Un Sio San

Un obteve a dupla licenciatura em Língua Chinesa e Arte (produção de cinema e televisão) da Universidade de Pequim e o duplo mestrado em Estudos da Ásia Oriental e Estudos da Ásia-Pacífico da Universidade de Toronto nas áreas de investigação em literatura e cinema. Ganhou o prémio de Henry Luce Foundation Chinese Poetry & Translation e foi poeta residente no Estúdio Criativo de Vermont nos EUA. Foi convidada a marcar presença em vários festivais internacionais de poesia tal como o festival realizado em Portugal e trabalhou como letrista da primeira opera interior original de Macau “Um Sonho Perfumado”. Publicou algumas colecções de poemas nos dois lados do estreito e tem-se envolvido no meio académico e em publicação por muito tempo, além de escrever colunas para meios de comunicação em Taiwan, Hong Kong e Macau.


Da mesa de refeições para a mesa de leitura

30a edição | 12 2018

Numa sociedade onde a maioria das pessoas não são há muito ameaçadas pela fome, podemos encontrar sempre toneladas de programas de TV sobre comida. Temos “reality shows” como Master Chef e Kitchen Nightmares, de Gordon Ramsay; programas de “food porn” como A Bite of China e Chef’s Table, etc.

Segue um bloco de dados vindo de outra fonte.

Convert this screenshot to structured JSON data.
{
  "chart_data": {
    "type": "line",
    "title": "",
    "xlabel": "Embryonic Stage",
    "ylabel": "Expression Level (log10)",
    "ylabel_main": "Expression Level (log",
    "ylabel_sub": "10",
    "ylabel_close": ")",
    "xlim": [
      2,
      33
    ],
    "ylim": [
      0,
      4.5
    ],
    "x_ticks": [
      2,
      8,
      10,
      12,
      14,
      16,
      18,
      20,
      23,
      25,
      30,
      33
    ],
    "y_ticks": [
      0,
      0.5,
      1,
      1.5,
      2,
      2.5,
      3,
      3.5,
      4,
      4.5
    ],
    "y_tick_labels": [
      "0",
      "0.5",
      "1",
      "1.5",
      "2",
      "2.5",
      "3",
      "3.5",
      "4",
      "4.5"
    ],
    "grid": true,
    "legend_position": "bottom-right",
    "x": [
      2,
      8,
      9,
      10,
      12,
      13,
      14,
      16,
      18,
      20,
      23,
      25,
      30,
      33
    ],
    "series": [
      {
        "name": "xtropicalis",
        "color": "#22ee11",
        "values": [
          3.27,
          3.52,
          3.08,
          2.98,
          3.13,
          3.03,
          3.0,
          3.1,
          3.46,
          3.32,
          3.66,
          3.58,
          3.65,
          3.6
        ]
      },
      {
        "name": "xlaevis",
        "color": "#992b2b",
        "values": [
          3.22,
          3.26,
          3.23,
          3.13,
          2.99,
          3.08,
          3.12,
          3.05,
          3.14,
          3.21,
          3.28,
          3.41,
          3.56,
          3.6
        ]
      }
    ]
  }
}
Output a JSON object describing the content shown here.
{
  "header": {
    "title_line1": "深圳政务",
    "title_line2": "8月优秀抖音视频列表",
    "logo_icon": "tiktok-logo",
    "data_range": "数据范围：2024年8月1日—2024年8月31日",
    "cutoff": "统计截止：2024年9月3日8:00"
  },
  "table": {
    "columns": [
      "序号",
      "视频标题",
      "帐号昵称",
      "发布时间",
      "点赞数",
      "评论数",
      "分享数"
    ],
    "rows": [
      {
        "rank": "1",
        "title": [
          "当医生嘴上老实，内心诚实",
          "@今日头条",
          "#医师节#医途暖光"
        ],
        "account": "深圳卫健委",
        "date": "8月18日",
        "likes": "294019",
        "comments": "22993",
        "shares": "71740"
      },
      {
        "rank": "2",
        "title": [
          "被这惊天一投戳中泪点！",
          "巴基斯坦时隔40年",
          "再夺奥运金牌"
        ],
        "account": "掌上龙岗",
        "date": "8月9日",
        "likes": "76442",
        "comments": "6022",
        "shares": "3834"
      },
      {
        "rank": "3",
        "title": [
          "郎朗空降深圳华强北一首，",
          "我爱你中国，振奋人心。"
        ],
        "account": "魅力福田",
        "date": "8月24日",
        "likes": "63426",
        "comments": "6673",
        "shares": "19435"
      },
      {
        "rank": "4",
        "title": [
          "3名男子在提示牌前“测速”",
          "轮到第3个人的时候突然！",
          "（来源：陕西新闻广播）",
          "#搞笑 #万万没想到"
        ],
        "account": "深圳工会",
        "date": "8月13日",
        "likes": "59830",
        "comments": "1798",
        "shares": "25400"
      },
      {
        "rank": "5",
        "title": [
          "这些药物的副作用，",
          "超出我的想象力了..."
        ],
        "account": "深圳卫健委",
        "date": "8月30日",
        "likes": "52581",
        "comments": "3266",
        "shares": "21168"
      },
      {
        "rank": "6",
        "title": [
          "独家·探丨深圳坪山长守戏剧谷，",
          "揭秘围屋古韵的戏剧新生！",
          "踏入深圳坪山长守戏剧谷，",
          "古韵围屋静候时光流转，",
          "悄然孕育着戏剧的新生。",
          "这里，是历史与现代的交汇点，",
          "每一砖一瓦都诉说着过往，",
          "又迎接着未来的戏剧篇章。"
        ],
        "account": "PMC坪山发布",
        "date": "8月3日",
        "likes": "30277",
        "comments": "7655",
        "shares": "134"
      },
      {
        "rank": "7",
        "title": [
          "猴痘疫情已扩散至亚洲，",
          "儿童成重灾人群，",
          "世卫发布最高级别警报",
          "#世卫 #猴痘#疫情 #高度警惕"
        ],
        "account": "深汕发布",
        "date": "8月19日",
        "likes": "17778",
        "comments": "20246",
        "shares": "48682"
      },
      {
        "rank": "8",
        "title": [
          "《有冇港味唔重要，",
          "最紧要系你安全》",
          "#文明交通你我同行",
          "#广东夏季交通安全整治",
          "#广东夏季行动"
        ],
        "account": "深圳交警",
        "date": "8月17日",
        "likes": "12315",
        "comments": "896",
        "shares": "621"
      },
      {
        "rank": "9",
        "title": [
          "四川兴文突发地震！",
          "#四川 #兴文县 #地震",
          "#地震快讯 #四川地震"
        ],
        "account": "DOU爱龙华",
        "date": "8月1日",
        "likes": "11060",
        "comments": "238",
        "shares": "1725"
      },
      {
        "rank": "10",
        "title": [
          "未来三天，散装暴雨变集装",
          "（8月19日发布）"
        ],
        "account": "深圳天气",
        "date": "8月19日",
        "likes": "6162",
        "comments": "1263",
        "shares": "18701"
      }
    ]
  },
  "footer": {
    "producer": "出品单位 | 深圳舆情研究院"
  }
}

Eu assisti a todos eles. Parece que há muitas pessoas por aí que também gostam de ver programas de comida como eu, uma vez que a mostra de filmes “BEBER-BEBER, COMER-COMER! - O Sabor do Cinema”, organizada pela Cinemateca・Paixão teve grande sucesso em Macau. Há mais do que isto quando se fala de cultura gastronómica em Macau.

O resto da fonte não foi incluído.